Aynı tarihlerde gerçekleşen üçüncü önemli gelişme ise Suriye Türkmenleri komutası altındaki Sultan Murat Tümeni ve ÖSO mensubu iki muhalif grubun ortaklaşa hamlesiyle Çobanbey’i DAEŞ’ten geri almasıydı. Muhalifler daha önce de iki kez Çobanbey’i DAEŞ’ten almış, ancak bu başarı kısa sürmüş ve geri çekilmek zorunda kalmışlardı. Türkiye’nin top desteği verdiği muhalifler böylece, kritik önem taşıyan Azaz-Cerablus hattında, Cerablus öncesindeki en büyük yerleşimi ele geçirmiş oldu. Çobanbey Türkmen kimliği dolayısıyla da Türkiye için önem taşımakta. Muhalifler bu sefer Çobanbey’deki kontrollerini koruyabilir ve gücünü artırırsa, DAEŞ’in en büyük kalelerinden biri olan Cerablus’a ilerlemeleri gündeme gelebilir. Ancak mevcut güçleri ile Cerablus’u ele geçirmeleri zor görünüyor. Azaz-Cerablus hattında DAEŞ-muhalifler güç dengesini kritik düzeyde etkileyecek gelişme, Türkiye’nin top atışının ötesinde, hava desteği verebilmesiyle yaşanabilir. Bu da ancak Türkiye ile Rusya arasında Suriye konusunda yapılacak işbirliğinin niteliğine bağlı olarak netlik kazanacak.

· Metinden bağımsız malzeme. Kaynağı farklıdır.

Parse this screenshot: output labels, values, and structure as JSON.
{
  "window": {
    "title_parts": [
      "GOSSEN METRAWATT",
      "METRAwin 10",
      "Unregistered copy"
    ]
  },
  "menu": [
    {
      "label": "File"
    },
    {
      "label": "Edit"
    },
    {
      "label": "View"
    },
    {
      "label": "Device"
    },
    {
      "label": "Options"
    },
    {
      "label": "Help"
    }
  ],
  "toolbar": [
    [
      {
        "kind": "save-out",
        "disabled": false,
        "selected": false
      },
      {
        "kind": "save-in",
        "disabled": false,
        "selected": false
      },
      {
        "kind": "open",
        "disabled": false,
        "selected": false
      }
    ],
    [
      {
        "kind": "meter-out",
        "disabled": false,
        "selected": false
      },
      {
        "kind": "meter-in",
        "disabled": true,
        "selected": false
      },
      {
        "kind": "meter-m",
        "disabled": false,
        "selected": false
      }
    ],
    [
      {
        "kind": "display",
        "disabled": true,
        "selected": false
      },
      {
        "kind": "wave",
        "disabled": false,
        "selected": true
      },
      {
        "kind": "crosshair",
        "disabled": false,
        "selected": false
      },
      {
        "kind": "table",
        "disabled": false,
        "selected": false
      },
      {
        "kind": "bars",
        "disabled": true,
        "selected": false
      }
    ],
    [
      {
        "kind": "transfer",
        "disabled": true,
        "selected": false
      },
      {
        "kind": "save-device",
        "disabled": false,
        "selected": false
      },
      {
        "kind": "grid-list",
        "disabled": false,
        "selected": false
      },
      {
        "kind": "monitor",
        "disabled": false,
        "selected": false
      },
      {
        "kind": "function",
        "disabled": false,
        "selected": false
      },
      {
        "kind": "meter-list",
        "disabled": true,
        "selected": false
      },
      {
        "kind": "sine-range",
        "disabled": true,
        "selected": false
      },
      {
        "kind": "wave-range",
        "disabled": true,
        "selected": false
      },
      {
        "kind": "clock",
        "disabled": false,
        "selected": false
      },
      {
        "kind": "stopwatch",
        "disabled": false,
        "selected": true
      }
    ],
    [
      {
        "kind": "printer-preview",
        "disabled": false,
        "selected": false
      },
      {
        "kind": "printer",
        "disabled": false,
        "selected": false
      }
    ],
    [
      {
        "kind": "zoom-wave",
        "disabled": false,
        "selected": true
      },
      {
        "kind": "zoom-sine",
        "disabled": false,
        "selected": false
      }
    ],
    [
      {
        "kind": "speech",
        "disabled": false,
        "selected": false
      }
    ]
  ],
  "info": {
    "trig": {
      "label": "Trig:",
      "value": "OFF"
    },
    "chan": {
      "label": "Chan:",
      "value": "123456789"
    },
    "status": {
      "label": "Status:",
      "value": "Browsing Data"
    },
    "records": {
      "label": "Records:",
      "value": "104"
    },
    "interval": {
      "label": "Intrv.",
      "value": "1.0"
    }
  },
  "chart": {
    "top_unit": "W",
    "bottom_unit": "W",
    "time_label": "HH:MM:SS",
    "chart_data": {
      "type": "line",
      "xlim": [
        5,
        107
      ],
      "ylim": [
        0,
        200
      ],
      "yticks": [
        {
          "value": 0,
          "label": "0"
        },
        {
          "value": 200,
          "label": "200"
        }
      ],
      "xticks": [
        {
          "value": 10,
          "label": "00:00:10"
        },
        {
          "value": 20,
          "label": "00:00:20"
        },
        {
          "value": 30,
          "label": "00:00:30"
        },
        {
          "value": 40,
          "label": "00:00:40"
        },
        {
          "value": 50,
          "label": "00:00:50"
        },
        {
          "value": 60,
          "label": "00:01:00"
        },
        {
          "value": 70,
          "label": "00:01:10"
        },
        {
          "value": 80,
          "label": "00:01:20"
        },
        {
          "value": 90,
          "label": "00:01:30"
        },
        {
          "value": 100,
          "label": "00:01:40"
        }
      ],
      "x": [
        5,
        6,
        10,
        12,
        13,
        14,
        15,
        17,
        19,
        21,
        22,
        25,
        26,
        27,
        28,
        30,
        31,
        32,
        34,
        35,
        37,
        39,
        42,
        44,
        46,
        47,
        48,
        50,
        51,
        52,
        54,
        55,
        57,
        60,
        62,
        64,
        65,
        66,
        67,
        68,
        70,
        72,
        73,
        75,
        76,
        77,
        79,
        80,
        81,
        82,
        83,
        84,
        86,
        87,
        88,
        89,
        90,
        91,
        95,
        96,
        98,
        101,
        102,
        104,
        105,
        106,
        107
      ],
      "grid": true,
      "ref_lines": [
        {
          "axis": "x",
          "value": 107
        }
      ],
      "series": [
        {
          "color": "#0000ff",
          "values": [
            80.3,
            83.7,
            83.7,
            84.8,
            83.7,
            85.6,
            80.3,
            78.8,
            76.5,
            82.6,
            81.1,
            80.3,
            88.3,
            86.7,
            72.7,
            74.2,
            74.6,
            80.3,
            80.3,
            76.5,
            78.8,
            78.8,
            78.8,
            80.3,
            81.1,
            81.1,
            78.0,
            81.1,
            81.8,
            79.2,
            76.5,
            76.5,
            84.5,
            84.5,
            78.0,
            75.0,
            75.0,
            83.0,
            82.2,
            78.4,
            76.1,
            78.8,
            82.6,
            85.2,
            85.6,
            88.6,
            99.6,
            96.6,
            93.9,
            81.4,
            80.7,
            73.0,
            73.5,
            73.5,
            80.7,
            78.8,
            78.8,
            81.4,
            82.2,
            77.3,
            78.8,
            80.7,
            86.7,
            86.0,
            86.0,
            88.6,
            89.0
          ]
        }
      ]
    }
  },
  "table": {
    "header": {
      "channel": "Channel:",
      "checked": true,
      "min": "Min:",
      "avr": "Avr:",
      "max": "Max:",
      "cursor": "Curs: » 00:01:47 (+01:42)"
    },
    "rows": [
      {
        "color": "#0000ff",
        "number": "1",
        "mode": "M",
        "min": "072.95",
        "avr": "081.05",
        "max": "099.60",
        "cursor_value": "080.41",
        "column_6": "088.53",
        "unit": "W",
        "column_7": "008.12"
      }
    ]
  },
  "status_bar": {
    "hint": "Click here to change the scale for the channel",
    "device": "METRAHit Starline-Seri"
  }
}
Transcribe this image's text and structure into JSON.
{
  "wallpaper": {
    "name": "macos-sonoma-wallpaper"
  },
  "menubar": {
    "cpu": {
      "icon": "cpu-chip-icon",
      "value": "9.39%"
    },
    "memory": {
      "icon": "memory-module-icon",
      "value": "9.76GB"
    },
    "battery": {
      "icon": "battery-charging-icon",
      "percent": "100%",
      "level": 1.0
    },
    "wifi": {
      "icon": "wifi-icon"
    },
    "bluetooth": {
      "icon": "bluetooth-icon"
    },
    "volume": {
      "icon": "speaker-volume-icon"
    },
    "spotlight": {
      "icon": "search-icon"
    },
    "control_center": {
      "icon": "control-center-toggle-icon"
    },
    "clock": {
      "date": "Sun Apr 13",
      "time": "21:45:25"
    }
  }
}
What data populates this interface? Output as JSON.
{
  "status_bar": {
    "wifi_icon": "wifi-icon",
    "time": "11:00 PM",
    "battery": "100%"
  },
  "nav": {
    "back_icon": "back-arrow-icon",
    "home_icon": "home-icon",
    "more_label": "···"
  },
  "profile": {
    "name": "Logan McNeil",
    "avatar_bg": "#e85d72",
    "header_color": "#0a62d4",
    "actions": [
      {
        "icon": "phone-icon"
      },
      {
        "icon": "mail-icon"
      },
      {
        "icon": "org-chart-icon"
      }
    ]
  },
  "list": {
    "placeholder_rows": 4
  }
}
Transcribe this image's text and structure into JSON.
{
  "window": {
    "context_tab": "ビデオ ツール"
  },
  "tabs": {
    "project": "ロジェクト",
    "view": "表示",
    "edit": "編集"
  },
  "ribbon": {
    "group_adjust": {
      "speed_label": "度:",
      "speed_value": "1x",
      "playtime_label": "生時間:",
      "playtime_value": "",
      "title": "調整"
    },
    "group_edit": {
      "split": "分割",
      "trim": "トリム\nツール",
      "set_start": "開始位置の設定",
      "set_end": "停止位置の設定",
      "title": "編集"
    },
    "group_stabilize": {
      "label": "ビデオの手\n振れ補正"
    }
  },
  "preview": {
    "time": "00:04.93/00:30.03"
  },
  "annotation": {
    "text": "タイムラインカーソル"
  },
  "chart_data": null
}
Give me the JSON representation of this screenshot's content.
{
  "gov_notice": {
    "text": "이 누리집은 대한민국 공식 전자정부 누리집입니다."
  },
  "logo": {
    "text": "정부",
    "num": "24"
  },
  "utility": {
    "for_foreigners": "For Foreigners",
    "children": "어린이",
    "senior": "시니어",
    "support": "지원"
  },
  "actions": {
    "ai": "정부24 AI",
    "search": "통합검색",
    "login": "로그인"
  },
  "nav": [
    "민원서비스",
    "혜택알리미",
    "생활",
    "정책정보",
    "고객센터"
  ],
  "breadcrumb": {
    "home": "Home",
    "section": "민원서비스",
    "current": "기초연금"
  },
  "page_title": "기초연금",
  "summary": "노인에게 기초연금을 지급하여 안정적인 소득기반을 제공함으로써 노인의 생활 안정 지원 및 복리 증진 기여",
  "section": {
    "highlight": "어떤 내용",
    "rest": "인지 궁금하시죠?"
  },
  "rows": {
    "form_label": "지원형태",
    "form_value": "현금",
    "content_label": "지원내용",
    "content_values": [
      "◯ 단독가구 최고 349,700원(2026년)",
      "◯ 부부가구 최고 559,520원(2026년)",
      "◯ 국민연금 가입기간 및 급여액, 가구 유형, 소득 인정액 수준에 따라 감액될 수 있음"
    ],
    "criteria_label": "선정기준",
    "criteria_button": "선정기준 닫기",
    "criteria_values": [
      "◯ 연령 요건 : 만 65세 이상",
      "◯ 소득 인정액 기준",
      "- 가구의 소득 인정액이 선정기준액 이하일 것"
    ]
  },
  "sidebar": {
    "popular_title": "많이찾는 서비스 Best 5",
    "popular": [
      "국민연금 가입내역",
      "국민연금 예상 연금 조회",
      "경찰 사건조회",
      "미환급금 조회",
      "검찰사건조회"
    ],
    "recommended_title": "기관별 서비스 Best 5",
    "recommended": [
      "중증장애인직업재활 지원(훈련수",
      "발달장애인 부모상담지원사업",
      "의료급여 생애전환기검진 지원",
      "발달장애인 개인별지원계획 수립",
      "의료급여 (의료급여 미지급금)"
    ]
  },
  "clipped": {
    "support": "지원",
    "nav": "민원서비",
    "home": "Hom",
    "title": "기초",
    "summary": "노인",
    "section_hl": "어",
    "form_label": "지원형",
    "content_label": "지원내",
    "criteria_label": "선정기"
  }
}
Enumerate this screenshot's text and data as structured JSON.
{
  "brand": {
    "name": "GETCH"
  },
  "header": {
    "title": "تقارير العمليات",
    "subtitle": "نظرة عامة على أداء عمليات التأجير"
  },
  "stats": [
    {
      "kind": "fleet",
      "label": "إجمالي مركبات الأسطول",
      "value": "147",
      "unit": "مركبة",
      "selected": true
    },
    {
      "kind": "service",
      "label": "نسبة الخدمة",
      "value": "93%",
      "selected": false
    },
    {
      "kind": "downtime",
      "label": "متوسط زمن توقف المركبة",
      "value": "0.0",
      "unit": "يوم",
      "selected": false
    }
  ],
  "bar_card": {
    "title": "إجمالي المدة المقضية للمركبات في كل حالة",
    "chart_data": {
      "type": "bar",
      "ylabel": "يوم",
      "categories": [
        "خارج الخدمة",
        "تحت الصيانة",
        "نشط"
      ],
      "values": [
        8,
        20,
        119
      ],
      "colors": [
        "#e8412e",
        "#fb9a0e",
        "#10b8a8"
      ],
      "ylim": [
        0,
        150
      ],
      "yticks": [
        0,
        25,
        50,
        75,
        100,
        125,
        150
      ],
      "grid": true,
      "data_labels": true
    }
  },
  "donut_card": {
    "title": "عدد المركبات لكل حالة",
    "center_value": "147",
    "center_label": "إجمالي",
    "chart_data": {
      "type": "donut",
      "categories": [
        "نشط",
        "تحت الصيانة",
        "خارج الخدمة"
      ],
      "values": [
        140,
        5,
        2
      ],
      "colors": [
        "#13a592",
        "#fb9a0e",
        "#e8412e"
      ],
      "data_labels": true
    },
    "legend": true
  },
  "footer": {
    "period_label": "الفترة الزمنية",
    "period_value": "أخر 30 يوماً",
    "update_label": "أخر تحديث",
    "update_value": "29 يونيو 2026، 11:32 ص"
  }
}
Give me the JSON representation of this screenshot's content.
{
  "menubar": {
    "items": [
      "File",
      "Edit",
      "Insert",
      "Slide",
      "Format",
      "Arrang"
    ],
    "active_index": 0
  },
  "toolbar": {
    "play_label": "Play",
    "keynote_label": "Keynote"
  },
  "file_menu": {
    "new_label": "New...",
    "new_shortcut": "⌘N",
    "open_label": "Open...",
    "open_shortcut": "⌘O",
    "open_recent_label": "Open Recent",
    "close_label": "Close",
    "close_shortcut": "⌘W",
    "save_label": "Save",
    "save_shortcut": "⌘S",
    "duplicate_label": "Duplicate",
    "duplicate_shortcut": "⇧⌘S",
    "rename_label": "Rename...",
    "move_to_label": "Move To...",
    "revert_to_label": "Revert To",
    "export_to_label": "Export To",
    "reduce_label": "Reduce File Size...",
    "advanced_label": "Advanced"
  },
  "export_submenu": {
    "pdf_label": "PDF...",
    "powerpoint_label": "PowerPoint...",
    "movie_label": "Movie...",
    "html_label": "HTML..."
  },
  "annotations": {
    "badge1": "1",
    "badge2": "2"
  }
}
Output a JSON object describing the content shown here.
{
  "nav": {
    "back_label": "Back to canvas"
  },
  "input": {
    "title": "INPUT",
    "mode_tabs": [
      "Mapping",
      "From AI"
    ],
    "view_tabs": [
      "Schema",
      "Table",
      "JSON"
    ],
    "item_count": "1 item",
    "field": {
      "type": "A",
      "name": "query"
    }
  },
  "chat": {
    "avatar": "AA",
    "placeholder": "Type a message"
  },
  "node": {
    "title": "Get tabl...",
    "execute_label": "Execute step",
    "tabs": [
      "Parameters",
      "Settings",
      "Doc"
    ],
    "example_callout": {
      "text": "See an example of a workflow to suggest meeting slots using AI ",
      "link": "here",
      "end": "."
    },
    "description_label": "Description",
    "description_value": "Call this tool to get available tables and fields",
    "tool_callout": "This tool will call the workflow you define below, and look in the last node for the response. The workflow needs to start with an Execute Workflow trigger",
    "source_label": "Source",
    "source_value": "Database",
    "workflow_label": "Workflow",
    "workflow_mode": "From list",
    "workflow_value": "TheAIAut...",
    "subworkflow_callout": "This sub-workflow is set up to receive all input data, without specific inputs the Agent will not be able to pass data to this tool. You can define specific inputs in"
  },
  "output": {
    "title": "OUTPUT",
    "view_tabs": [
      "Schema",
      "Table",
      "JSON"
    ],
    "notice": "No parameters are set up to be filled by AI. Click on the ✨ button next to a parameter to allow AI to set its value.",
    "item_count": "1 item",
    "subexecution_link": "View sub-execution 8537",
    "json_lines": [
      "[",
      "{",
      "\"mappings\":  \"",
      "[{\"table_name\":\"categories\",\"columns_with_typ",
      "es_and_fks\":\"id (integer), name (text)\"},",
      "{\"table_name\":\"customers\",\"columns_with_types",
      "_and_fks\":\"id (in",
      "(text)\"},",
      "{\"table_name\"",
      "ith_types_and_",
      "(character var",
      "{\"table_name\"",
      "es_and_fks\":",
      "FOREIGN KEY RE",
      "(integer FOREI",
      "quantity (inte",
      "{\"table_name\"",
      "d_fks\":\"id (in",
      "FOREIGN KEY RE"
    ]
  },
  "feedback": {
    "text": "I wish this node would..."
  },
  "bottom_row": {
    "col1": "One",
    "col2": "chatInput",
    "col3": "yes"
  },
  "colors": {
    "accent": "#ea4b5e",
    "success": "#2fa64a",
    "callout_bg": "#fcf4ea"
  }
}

- Suriye’de teröre karşı Türk-Rus-İran ittifakı

Türk ve Rus yetkililer arasındaki görüşmelerden sonra “iki ülkenin Suriye’de teröre karşı işbirliği yapacağı” açıklaması gelmişti. Bu açıklama Türkiye ve Rusya arasında DAEŞ’e karşı ortak ya da koordineli operasyonlar düzenlenebileceği anlamına gelebilir. Türkiye açısından Suriye’deki diğer bir terör örgütü de PYD/YPG. Dolayısıyla bu açıklamanın söz konusu örgütü içerip içermediği tartışmalı. Rusya PYD/YPG’yi terörist görmemenin ötesinde, Afrin ve Halep şehir merkezinde hava desteği vermekte ve silah yardımı yapmakta. Buna karşın İran Dışişleri Bakanı Muhammed Cevad Zarif 12 Ağustos tarihinde Ankara’ya gerçekleştirdiği ziyaret sırasında yaptığı açıklamada “PKK, PJAK ve PYD’nin birbirinden farklı olmadığını” söyledi. Dolayısıyla PKK ve PJAK’ı terör örgütü olarak gören İran, Suriye’de PYD ve YPG’nin de terör örgütü olduğunu deklare etmiş oldu. İran, Rusya ve Türkiye’nin yakın zaman içinde Tahran’da bir araya gelerek Suriye’de üçlü işbirliği konusunu görüşeceklerini düşündüğümüzde, bu açıklama daha büyük anlam kazanabilir.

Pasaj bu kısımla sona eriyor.